「絕了。」方益民這一個管家本來也是能言巧說之人,但他試圖想頌讀下來,卻覺得平時靈活的舌頭有如含了鐵核桃般轉動不靈,最後十數次不服氣的嘗試皆失敗告終。別說想徐子陵那般極速而頌,就是緩緩地讀也倍覺困難和混亂,讀前錯後,意思和讀法明明通曉,心裡明白,可是嘴巴卻怎麼也讀不來。
「此字石如自歎不如。」河南狂士連連搖頭號,道:「個體似鬆散而整聚,篇幅似無律卻有序,字跡似隨意又大氣。形如奇峰怪石,態如繪字入畫,神如雷霆急電。啊……石如無法形容心中的感覺,唯有拜服。」
「此字當裝裱於堂,石如兄莫與文龍爭此一奇筆。」解文龍一聽徐子陵這看起來古古怪怪的字還是極其了不得的書法,不由心神一動,又對徐子陵拱手笑道:「不如請板橋公子再揮筆而書剛才那一句。咳,『世事…洞明皆學問,人情練達既文章。』此聯句如何?」
解文龍雖然口舌讀不出那個《施氏食獅史》,但幸好還有不錯的記憶力,沒有忘記這一句對聯。
徐子陵覺得今天要是不給點便宜這一個解文龍占占,生意上的事就不必細談了。
於是大筆一揮。
「這是……王右軍的『鵝書』。」鄭石如大驚道:「板橋兄看來深得大家之長,這行書寫得飄逸如風,靈動十足,字字如鵝,活現於紙。這字有別於剛才的亂石鋪街體,倒有一種躍躍欲仙出塵飛天的感覺……」
「此字家父如見,必千金以求。」解文龍就算是瞎子,也看得出這字的靈動。此時行書剛剛改良不久,草書未盡興於世,幾乎無有一個讀書人不識王右軍。解文龍就算再不通文墨。也是大族子弟出身,而且一聽鄭石如大驚之言,心中更是欣喜若狂。

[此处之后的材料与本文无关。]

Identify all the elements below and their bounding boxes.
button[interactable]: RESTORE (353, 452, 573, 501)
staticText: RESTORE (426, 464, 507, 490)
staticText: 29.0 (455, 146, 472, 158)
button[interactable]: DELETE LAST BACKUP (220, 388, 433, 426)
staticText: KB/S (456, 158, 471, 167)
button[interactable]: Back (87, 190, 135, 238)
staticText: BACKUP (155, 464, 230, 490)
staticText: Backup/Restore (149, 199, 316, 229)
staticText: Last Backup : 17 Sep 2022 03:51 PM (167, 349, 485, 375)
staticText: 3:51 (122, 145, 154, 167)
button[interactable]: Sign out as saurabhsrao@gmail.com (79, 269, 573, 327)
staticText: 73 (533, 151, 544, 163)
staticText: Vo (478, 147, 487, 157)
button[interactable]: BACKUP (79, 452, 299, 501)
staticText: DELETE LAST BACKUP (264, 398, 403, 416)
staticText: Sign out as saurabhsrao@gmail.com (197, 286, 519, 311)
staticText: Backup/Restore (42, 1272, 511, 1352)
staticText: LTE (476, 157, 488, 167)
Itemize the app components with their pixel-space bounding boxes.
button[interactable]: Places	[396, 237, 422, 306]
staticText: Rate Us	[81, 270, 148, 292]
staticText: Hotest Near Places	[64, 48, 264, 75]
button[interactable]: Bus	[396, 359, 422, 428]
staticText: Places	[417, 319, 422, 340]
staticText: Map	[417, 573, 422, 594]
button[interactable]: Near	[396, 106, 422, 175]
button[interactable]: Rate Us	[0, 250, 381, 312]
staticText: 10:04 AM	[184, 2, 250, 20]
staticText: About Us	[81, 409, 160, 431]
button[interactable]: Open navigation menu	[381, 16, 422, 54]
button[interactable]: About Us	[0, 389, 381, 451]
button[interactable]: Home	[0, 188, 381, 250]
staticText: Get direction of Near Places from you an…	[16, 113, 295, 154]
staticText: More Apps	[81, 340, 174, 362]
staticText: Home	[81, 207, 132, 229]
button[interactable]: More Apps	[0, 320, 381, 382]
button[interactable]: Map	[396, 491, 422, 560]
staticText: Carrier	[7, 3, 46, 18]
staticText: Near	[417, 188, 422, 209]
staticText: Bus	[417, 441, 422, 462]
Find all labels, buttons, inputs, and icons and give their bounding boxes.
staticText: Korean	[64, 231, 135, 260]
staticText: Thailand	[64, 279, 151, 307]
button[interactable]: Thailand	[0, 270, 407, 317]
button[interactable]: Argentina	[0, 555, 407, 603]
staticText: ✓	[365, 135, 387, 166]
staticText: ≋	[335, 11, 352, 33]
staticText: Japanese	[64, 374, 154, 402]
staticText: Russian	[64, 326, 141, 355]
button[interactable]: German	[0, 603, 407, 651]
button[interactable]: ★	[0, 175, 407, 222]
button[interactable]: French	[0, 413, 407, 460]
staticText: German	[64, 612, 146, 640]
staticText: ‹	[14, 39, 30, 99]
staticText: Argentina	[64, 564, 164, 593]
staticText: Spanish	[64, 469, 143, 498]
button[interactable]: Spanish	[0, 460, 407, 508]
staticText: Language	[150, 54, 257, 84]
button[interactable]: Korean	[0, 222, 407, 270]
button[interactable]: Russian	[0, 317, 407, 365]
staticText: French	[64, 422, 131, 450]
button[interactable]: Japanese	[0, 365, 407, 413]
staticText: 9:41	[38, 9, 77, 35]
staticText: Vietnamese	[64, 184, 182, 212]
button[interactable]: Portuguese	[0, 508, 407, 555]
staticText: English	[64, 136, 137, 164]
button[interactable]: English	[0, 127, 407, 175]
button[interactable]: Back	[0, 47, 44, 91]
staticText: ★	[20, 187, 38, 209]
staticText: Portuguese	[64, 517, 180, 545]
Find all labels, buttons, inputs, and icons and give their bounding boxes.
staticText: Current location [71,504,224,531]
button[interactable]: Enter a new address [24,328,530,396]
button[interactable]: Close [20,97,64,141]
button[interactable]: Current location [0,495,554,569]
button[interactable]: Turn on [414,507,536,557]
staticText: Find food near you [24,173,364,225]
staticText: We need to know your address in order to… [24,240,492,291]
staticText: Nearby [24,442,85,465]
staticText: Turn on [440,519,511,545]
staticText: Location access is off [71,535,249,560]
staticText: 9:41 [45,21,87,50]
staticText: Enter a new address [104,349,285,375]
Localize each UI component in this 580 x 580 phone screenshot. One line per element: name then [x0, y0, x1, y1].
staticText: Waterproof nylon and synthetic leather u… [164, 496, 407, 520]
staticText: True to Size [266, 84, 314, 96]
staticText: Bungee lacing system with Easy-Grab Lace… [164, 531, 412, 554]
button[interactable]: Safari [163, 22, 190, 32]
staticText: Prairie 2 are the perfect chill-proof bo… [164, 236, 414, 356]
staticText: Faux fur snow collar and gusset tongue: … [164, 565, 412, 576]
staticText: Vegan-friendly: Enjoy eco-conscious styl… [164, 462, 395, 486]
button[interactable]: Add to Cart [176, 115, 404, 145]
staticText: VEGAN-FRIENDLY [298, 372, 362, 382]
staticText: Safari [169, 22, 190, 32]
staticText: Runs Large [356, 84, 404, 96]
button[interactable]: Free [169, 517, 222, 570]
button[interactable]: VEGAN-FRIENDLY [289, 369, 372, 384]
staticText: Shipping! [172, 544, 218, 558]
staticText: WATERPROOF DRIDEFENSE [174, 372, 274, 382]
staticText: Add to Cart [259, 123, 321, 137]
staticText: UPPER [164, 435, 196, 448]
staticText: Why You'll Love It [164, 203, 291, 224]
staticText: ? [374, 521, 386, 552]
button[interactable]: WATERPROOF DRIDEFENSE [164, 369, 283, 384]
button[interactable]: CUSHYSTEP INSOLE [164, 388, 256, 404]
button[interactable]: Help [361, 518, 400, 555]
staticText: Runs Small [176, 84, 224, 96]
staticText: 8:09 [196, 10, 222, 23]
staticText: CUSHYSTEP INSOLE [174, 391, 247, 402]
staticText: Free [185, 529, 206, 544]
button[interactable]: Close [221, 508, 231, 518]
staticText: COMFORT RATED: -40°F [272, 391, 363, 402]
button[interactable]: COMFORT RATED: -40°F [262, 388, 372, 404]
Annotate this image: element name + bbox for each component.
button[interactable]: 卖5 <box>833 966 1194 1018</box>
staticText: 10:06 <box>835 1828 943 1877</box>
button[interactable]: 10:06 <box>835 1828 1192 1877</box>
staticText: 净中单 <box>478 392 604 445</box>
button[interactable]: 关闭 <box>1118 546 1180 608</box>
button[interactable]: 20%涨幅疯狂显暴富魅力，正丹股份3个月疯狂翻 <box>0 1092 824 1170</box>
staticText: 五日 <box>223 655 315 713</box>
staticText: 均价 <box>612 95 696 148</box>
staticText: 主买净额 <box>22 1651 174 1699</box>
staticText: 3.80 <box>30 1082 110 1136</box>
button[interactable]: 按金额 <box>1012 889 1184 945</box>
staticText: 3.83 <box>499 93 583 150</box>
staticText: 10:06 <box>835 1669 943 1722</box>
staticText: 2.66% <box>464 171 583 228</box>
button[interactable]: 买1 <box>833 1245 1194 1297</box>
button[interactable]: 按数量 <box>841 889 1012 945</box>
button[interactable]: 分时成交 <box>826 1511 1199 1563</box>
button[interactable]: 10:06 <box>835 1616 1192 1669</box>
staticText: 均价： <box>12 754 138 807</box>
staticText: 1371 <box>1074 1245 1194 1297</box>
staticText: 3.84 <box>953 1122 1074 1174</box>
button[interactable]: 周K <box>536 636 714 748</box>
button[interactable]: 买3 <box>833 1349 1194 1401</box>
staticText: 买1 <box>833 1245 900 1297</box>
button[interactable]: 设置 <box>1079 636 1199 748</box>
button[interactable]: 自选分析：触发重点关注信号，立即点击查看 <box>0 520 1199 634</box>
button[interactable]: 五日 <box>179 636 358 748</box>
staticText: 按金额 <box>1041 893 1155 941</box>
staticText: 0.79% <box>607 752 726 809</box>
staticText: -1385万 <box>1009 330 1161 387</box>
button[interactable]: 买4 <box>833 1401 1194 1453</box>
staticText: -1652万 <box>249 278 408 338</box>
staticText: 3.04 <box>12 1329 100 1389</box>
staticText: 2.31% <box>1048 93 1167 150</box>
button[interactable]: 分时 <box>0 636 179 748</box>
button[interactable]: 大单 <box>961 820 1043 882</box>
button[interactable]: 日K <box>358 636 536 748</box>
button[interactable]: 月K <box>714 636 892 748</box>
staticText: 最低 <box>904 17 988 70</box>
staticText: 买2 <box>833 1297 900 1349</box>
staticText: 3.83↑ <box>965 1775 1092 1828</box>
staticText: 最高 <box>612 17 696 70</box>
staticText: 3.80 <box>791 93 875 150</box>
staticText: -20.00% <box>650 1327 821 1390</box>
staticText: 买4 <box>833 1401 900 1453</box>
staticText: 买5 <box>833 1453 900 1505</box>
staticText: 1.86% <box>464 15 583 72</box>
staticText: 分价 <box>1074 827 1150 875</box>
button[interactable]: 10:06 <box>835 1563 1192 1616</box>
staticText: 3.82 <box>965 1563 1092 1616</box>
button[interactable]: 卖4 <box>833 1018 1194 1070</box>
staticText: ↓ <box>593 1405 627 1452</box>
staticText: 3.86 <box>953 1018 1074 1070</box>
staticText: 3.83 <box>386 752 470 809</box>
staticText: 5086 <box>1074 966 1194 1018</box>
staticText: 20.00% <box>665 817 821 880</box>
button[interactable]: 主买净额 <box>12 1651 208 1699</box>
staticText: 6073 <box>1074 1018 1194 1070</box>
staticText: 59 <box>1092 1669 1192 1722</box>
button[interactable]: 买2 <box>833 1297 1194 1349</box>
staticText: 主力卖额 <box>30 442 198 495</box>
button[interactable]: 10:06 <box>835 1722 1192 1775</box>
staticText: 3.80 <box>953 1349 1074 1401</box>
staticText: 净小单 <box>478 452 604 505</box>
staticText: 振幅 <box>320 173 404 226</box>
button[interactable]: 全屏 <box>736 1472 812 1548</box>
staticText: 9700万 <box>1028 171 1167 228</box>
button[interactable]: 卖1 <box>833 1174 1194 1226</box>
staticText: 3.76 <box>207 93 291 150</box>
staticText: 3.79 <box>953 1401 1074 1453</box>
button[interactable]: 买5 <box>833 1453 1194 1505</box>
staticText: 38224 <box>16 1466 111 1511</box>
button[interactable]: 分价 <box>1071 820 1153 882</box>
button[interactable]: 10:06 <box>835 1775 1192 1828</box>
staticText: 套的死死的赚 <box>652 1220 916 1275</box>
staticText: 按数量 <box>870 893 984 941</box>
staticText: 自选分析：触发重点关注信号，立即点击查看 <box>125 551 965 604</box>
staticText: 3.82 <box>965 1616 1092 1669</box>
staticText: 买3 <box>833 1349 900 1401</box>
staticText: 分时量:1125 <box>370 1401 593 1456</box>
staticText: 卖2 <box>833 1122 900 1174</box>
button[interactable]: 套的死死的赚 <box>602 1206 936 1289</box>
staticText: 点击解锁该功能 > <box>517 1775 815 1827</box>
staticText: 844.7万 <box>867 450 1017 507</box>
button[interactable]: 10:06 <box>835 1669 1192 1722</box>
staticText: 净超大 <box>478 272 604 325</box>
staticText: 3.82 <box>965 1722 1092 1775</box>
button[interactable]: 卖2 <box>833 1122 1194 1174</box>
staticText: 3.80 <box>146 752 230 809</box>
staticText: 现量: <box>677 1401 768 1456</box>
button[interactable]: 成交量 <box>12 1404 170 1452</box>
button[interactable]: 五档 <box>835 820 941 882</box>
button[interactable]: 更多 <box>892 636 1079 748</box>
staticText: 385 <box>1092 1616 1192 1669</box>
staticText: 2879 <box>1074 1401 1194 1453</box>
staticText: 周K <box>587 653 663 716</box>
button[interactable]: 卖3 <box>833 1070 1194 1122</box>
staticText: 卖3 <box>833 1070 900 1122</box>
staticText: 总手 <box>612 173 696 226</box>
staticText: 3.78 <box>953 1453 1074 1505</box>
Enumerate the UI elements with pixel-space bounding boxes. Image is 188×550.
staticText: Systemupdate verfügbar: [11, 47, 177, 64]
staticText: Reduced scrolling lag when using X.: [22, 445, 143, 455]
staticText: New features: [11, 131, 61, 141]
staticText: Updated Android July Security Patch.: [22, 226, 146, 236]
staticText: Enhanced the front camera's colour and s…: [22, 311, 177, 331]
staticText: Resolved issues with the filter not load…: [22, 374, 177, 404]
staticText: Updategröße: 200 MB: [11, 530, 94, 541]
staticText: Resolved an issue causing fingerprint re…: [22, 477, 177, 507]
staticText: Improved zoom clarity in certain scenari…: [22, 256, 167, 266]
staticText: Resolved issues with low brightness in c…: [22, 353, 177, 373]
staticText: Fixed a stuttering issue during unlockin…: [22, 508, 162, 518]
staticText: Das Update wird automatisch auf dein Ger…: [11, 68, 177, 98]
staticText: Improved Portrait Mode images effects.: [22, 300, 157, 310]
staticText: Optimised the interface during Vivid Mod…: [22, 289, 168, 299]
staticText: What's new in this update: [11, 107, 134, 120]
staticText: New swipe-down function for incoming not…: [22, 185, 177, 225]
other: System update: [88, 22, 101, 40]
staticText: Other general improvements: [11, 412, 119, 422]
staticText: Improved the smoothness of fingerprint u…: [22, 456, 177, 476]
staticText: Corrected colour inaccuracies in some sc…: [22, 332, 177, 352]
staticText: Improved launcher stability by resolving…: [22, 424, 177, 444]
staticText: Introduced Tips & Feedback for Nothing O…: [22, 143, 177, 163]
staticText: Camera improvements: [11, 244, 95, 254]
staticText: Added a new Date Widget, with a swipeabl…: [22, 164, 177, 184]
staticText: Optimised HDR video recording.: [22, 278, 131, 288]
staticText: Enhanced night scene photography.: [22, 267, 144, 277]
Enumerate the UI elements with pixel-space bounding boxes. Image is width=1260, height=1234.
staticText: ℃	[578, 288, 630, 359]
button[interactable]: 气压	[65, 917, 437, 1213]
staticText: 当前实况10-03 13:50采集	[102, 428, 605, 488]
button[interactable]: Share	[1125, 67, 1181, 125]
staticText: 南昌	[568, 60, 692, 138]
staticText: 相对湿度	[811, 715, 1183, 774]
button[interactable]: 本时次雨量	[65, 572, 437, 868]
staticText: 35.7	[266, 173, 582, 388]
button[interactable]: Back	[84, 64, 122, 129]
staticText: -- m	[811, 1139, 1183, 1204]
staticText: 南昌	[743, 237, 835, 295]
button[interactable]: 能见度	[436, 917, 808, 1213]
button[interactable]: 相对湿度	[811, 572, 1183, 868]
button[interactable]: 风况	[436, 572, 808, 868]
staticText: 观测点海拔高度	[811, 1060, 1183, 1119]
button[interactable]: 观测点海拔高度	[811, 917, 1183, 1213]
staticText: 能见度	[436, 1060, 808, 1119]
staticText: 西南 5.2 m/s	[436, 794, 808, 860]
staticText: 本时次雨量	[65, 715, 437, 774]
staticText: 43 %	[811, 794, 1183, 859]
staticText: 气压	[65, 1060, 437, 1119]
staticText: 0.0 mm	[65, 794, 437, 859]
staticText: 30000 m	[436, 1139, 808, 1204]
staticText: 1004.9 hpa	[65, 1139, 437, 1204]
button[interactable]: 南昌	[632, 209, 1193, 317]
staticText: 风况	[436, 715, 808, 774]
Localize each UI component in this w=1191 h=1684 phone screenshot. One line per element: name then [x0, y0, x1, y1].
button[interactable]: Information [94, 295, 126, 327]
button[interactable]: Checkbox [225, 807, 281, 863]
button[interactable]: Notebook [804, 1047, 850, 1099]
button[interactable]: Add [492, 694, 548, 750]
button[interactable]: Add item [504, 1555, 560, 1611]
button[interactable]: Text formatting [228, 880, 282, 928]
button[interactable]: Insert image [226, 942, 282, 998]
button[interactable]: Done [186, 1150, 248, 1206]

「老爺生平最喜歡王右軍之書法,此番見來,想必可一償多年之心願。」方益民也幫腔道。
他們兩主僕一喝一和,這字自然又歸他們所有。
鄭石如起直恨此處不是自家,否則就是搶,也要把這字給搶到手。
「聞說板橋兄以『才。畫,氣』三絕聞名於世,大才剛才已經得見,奇字也於眼前。」解文龍大有一種絕不空入寶山的感覺。反正這個鄭板橋在自己家中,如果不留下他的一幅畫,那豈不日後空嗟歎坐失良機?於是心神一動,又道:「不知是否肯賜畫一幅。以為今日得見板橋公子的紀念?」
那個管家方益民最是知頭號醒尾,解文龍還沒有說完,他就親自鋪紙,又親手磨墨,又偷偷示意那兩個俏婢給徐子陵捧筆伺候。
解文龍一看徐子陵臉有沉吟之色,恐他拒絕,於是親自端硯捧筆,態度甚是誠懇。
「板橋兄,請吝……」鄭石如自然也想看看徐子陵的畫到底如何。正想勸兩句,不料徐子陵那大手一伸,卻不接筆,而是伸向鄭石如。徐子陵大笑道:「有酒才有畫,否則畫無神,字無骨。」
「這還不容易!」鄭石如聞言立時大喜,連忙自腰間解下酒壺,遞給徐子陵。解文龍看得大悔,暗責自己怎麼忘了這些文人騷客好酒如命的臭毛病,而那個反應極快的管家方益民。來不及吩咐身邊的兩個婢子,自己如一支箭衝出去準備最好地美酒去了。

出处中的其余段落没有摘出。